In 2017, Diabetes Mellitus (DM) and its comorbidities placed a 327 billion-dollar burden on the US economy. Approximately 33% of this burden can be attributed to diabetic lower extremity ulcers (DLEU’s/DFU’s). As the economic cost of DM continues to rise, it is imperative that biomarkers are identified to predict ulcer development and healing. Previous studies in our lab identified several glycosylation-related genes that are differentially regulated between diabetic and non-diabetic skin and wounds. To determine whether DM impacts downstream changes in skin and wound glycosylation, we compared the N- and O-linked glycan profiles of C57BL (WT) and db/dbLepr (DM) mouse skin and excisional wounds using MALDI-TOF mass spectrometry. Skin samples were collected at baseline and days 1, 3, and 10 post wounding to reflect the early inflammatory, mid- inflammatory, and proliferative phases of wound healing.
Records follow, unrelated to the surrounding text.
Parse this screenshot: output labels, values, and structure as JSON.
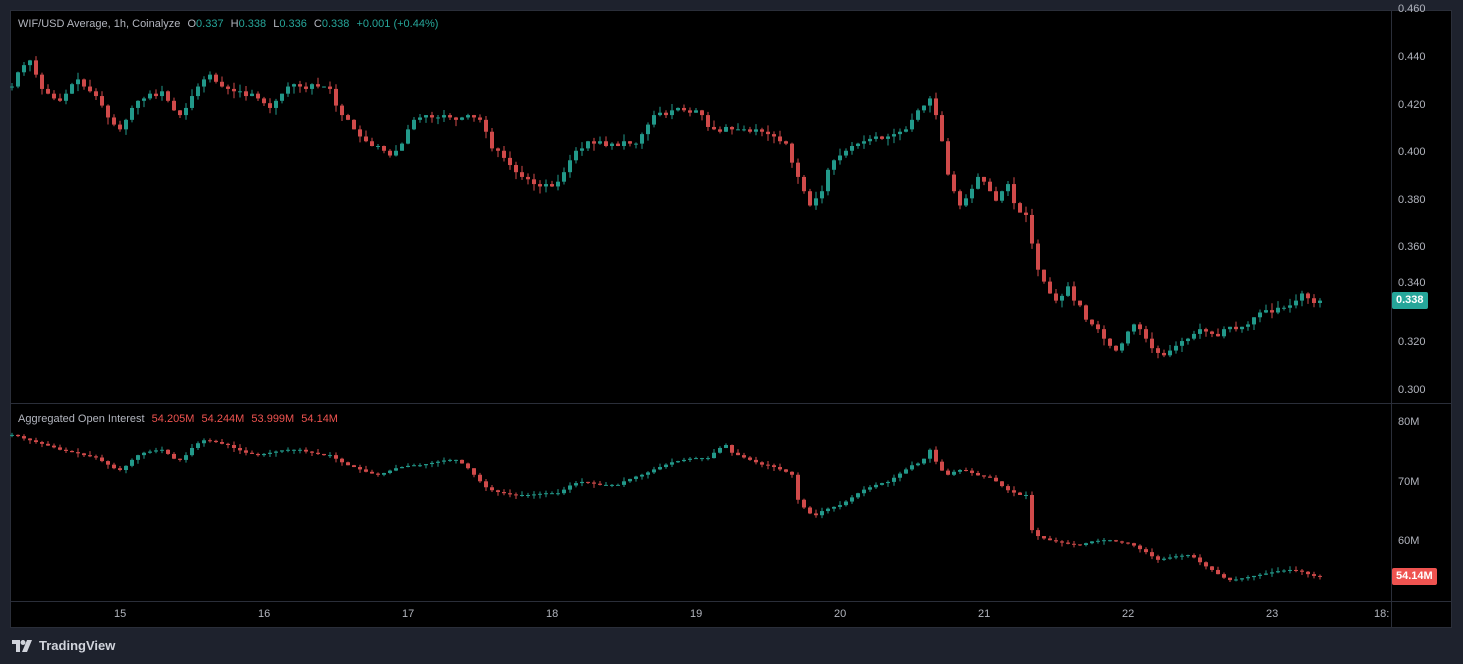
{
  "colors": {
    "up": "#22998a",
    "down": "#d04a4a",
    "up_badge": "#26a69a",
    "down_badge": "#ef5350"
  },
  "price_legend": {
    "title": "WIF/USD Average, 1h, Coinalyze",
    "o_label": "O",
    "o": "0.337",
    "h_label": "H",
    "h": "0.338",
    "l_label": "L",
    "l": "0.336",
    "c_label": "C",
    "c": "0.338",
    "change": "+0.001 (+0.44%)"
  },
  "oi_legend": {
    "title": "Aggregated Open Interest",
    "values": [
      "54.205M",
      "54.244M",
      "53.999M",
      "54.14M"
    ]
  },
  "footer": {
    "brand": "TradingView"
  },
  "chart_data": [
    {
      "type": "candlestick",
      "title": "WIF/USD Average, 1h, Coinalyze",
      "interval": "1h",
      "ylim": [
        0.3,
        0.46
      ],
      "y_ticks": [
        "0.300",
        "0.320",
        "0.340",
        "0.360",
        "0.380",
        "0.400",
        "0.420",
        "0.440",
        "0.460"
      ],
      "last_value_label": "0.338",
      "last_value": 0.338,
      "close": [
        0.428,
        0.434,
        0.437,
        0.439,
        0.433,
        0.427,
        0.425,
        0.423,
        0.422,
        0.425,
        0.429,
        0.431,
        0.428,
        0.426,
        0.424,
        0.42,
        0.415,
        0.412,
        0.41,
        0.414,
        0.419,
        0.422,
        0.423,
        0.425,
        0.424,
        0.426,
        0.422,
        0.418,
        0.416,
        0.419,
        0.424,
        0.428,
        0.431,
        0.433,
        0.43,
        0.428,
        0.427,
        0.426,
        0.426,
        0.424,
        0.425,
        0.423,
        0.421,
        0.419,
        0.422,
        0.425,
        0.428,
        0.429,
        0.428,
        0.427,
        0.429,
        0.428,
        0.428,
        0.427,
        0.42,
        0.416,
        0.414,
        0.41,
        0.407,
        0.405,
        0.403,
        0.403,
        0.401,
        0.399,
        0.401,
        0.404,
        0.41,
        0.414,
        0.415,
        0.416,
        0.415,
        0.415,
        0.416,
        0.415,
        0.414,
        0.415,
        0.416,
        0.415,
        0.414,
        0.409,
        0.402,
        0.401,
        0.398,
        0.395,
        0.392,
        0.39,
        0.389,
        0.387,
        0.386,
        0.387,
        0.386,
        0.388,
        0.392,
        0.397,
        0.401,
        0.402,
        0.405,
        0.404,
        0.405,
        0.403,
        0.404,
        0.403,
        0.405,
        0.404,
        0.404,
        0.408,
        0.412,
        0.416,
        0.417,
        0.416,
        0.418,
        0.419,
        0.418,
        0.417,
        0.418,
        0.416,
        0.411,
        0.41,
        0.409,
        0.411,
        0.41,
        0.41,
        0.41,
        0.409,
        0.41,
        0.409,
        0.408,
        0.407,
        0.405,
        0.404,
        0.396,
        0.39,
        0.384,
        0.378,
        0.381,
        0.384,
        0.393,
        0.397,
        0.399,
        0.401,
        0.403,
        0.404,
        0.405,
        0.406,
        0.407,
        0.406,
        0.407,
        0.408,
        0.409,
        0.41,
        0.414,
        0.418,
        0.42,
        0.423,
        0.416,
        0.405,
        0.391,
        0.384,
        0.378,
        0.381,
        0.385,
        0.39,
        0.388,
        0.384,
        0.38,
        0.384,
        0.387,
        0.379,
        0.375,
        0.374,
        0.362,
        0.351,
        0.346,
        0.341,
        0.338,
        0.34,
        0.344,
        0.338,
        0.336,
        0.33,
        0.328,
        0.326,
        0.322,
        0.319,
        0.317,
        0.32,
        0.325,
        0.328,
        0.326,
        0.322,
        0.318,
        0.316,
        0.315,
        0.317,
        0.319,
        0.321,
        0.322,
        0.324,
        0.326,
        0.325,
        0.324,
        0.323,
        0.326,
        0.327,
        0.326,
        0.327,
        0.328,
        0.331,
        0.333,
        0.334,
        0.333,
        0.335,
        0.335,
        0.336,
        0.338,
        0.341,
        0.339,
        0.337,
        0.338
      ]
    },
    {
      "type": "candlestick",
      "title": "Aggregated Open Interest",
      "unit": "M",
      "ylim": [
        52,
        82
      ],
      "y_ticks": [
        "60M",
        "70M",
        "80M"
      ],
      "y_tick_values": [
        60,
        70,
        80
      ],
      "last_value_label": "54.14M",
      "last_value": 54.14,
      "close": [
        78.0,
        77.8,
        77.4,
        77.1,
        76.8,
        76.5,
        76.2,
        75.9,
        75.5,
        75.3,
        75.1,
        74.9,
        74.6,
        74.4,
        74.2,
        73.6,
        73.0,
        72.4,
        72.1,
        72.8,
        73.8,
        74.6,
        75.0,
        75.2,
        75.4,
        75.5,
        74.8,
        74.0,
        73.8,
        74.6,
        75.8,
        76.6,
        77.1,
        77.0,
        76.8,
        76.5,
        76.3,
        75.8,
        75.4,
        75.0,
        74.8,
        74.6,
        74.8,
        75.0,
        75.2,
        75.4,
        75.5,
        75.5,
        75.5,
        75.2,
        75.0,
        74.8,
        74.6,
        74.6,
        74.0,
        73.4,
        72.9,
        72.6,
        72.2,
        71.8,
        71.5,
        71.3,
        71.6,
        72.0,
        72.4,
        72.6,
        72.8,
        72.9,
        72.9,
        73.1,
        73.3,
        73.5,
        73.7,
        73.8,
        73.8,
        73.2,
        72.4,
        71.3,
        70.2,
        69.2,
        68.7,
        68.4,
        68.2,
        68.0,
        67.9,
        67.9,
        67.9,
        68.0,
        68.1,
        68.2,
        68.2,
        68.2,
        68.8,
        69.5,
        69.9,
        70.1,
        70.0,
        69.8,
        69.6,
        69.6,
        69.6,
        69.6,
        70.2,
        70.6,
        71.0,
        71.3,
        71.7,
        72.2,
        72.6,
        73.0,
        73.4,
        73.6,
        73.8,
        74.0,
        74.1,
        74.1,
        74.1,
        75.0,
        75.8,
        76.3,
        75.0,
        74.6,
        74.2,
        73.8,
        73.4,
        73.0,
        72.9,
        72.6,
        72.2,
        71.8,
        71.3,
        67.1,
        65.8,
        64.8,
        64.5,
        65.2,
        65.6,
        65.9,
        66.2,
        66.8,
        67.5,
        68.2,
        68.8,
        69.2,
        69.6,
        69.9,
        70.1,
        70.8,
        71.5,
        72.2,
        72.9,
        73.2,
        74.0,
        75.5,
        73.5,
        72.0,
        71.3,
        71.8,
        72.1,
        72.0,
        71.6,
        71.2,
        71.0,
        70.8,
        70.2,
        69.4,
        68.7,
        68.3,
        67.9,
        67.9,
        62.0,
        61.0,
        60.6,
        60.3,
        60.1,
        59.9,
        59.7,
        59.6,
        59.5,
        59.8,
        60.1,
        60.2,
        60.3,
        60.3,
        60.1,
        59.9,
        59.8,
        59.4,
        58.8,
        58.3,
        57.6,
        57.0,
        57.2,
        57.4,
        57.6,
        57.7,
        57.8,
        57.4,
        56.6,
        55.9,
        55.3,
        54.6,
        54.0,
        53.6,
        53.7,
        53.9,
        54.1,
        54.3,
        54.5,
        54.7,
        54.9,
        55.1,
        55.2,
        55.3,
        55.2,
        55.0,
        54.6,
        54.3,
        54.14
      ]
    }
  ],
  "x_axis": {
    "labels": [
      "15",
      "16",
      "17",
      "18",
      "19",
      "20",
      "21",
      "22",
      "23",
      "18:"
    ],
    "hour_index": [
      18,
      42,
      66,
      90,
      114,
      138,
      162,
      186,
      210,
      228
    ]
  }
}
Glycan profiling identified a total of 175 N-linked and 25 O-linked glycans in WT and DM skin and wounds. Among the glycans observed, only 25.7% of the N-linked glycans have been identified in mouse serum. When examined individually, 11 N-linked and 10 O-linked glycans were differentially regulated between WT and DM mice during wound healing (p<0.05). When examined by structural features, diabetic wounds demonstrated a 2 to 4-fold increase in highly fucosylated, complex N-glycans (p<0.05) during the inflammatory phase of wound healing. Additionally, diabetic wounds displayed increased core 2 fucosylation and blunted sialylation of core 1 and core 2 O-linked glycans (p<0.05) between the inflammatory and proliferative phases of wound healing. Overall, this data suggests that there may be a metabolic preference for fucosylation over sialylation of N- and O-linked glycans during the inflammatory phase of wound healing in diabetic mice. This change may contribute to the altered immune response observed in DM.